#13 Kilas Balik 2

61K 3.2K 5
                                    

Haaai! Seperti biasa, ya, kalau judulnya 'kilas balik' itu berarti full of flashback.

Kali ini kilas baliknya si Vino dan Ica, supaya kalian gak bingung apa sih hubungan Ica dan Vino? Lets cekidooot. Happy reading^^

***

Seminggu terakhir ini hujan lebat sering melanda daerahnya, membuat gadis itu mau tidak mau harus meneduh di warung bi Ais sepulang sekolah. Sebenarnya bi Ais sendiri sudah menawarkan payung padanya dan bisa dikembalikan besok saat pulang sekolah, namun ditolak halus si gadis.

"Hujan lebat lagi ya, teh Ica? Duduk sini aja, di situ masih suka kecipratan air hujan." Bi Ais menepuk pelan kursi kayu sebelahnya yang kosong.

"Makasih banyak, bi. Palingan juga sebentar lagi hujannya berhenti cepat kayak kemarin." Tolaknya ramah.

"Bibi tinggal ke dalam, ya. Ini teh hangatnya diminum dulu."

"Iya bi, makasih."

Ica menegak sedikit teh tersebut, menghilangkan rasa haus pada tenggorakannya.

Lagi lagi mimi—panggilan untuk ibu Ica—tidak bisa menjemput anak gadis kesayangannya. Mobil dipakai pipi—panggilan untuk ayah Ica—sedangkan hanya ada motor yang menganggur di rumah. Tapi kalau hujan lebat seperti ini mimi suka takut karena jalanannya yang licin. Juga karena trauma saat Ica hampir saja terlindas mobil saat mereka jatuh di turunan dekat rumah yang langsung dipeluk mimi seerat-eratnya dan dibawa ke pinggir jalanan.

Hal itu membuatnya juga trauma untuk naik motor dan lebih memilih mobil atau angkutan umum saja. Nasib Ica juga yang hanya tinggal bertiga di Bandung, tidak memiliki antar-jemput sekolah oleh kakak-kakaknya. Mereka sudah menikah dan sebagian menetap di luar negri, sebagiannya lagi di beberapa kota Indonesia.

Ica menyerah dan memilih untuk duduk di kursi kayunya bi Ais. Telapak tangannya ia tiup dan gosok-gosok secara berulang untuk sedikit menghangatkan. Satu jam berlalu, hujan lebatnya perlahan berubah menjadi hujan ringan.

"Hari ini hujannya lebih lebat dan lama dari pada yang kemaren, ya, kan?"

Ia tersentak saat mendengar suara berat seseorang yang sudah berdiri di sebelah kursi yang ia duduki.

"Iya," jawabnya singkat, "kehujanan juga, ya, A?"

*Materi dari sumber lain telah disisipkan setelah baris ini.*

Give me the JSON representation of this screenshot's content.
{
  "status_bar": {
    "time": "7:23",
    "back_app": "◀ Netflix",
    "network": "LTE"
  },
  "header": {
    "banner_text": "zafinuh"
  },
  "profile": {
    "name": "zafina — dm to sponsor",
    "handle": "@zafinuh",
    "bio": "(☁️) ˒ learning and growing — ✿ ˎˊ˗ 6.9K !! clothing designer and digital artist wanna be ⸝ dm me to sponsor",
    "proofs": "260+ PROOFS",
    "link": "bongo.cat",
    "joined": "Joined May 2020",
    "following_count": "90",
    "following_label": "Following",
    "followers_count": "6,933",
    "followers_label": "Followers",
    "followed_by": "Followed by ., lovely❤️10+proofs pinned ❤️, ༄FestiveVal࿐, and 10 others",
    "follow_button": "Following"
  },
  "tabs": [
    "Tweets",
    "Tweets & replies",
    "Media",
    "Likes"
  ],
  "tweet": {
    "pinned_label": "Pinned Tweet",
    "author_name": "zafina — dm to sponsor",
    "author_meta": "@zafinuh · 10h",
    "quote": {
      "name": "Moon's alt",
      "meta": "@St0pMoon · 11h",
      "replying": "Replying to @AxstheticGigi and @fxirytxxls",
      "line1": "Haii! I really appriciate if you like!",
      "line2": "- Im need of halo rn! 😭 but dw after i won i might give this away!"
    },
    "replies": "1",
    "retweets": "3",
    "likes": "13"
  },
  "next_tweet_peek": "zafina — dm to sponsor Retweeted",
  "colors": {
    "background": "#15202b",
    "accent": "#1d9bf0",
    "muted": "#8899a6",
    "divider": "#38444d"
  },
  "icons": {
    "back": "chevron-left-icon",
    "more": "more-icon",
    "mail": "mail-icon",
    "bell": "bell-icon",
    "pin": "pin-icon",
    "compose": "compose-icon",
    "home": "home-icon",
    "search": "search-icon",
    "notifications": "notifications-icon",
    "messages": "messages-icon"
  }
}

Laki-laki itu tertawa lebar. "A? Maksud kamu 'Aa'?"

Ica mendengus kesal saat mendengar nada kaget dan geli dari kalimat laki-laki itu. Cih. Ia, kan, hanya mengikuti apa yang miminya katakan saat kembali lagi dari Jakarta ke Bandung.

***

5 years ago...

"Kamu itu biasakan manggilnya 'teteh' atau 'akang'."

"Ih, Mimi, masa aku manggilnya akang? Manggilnya 'Aa' ajalah, kayak Aa Cakra, Aa Rendy," ia mulai menyebutkan satu per satu nama kakaknya.

"Ya sudah, terserah kamu aja."

"Emang kenapa sih, Mi?"

"Kita harus sopan sama orang lain, Ica, sekalipun sama orang yang gak dikenal. Kecuali kalau orang tersebut sudah membolehkan kamu manggil biasa saja, atau ia lebih muda dari pada kamu."

***

"Sori sori, jangan marah gitu, dong, teteh cantik."

"Enak aja manggil aku teteh! Jelas-jelas tuaan kamu. Om-om gitu mukanya." Ejeknya.

"Baru kuliah, kok. Lagian belum pantes juga ganteng kayak gini dipanggil Om, ya, kan? Si teteh cantik-cantik tapi galak, Aa jadi takut."

Mata Ica kembali melotot saat mendengar kata 'teteh' kembali keluar dari mulut si laki-laki yang gak jelas itu.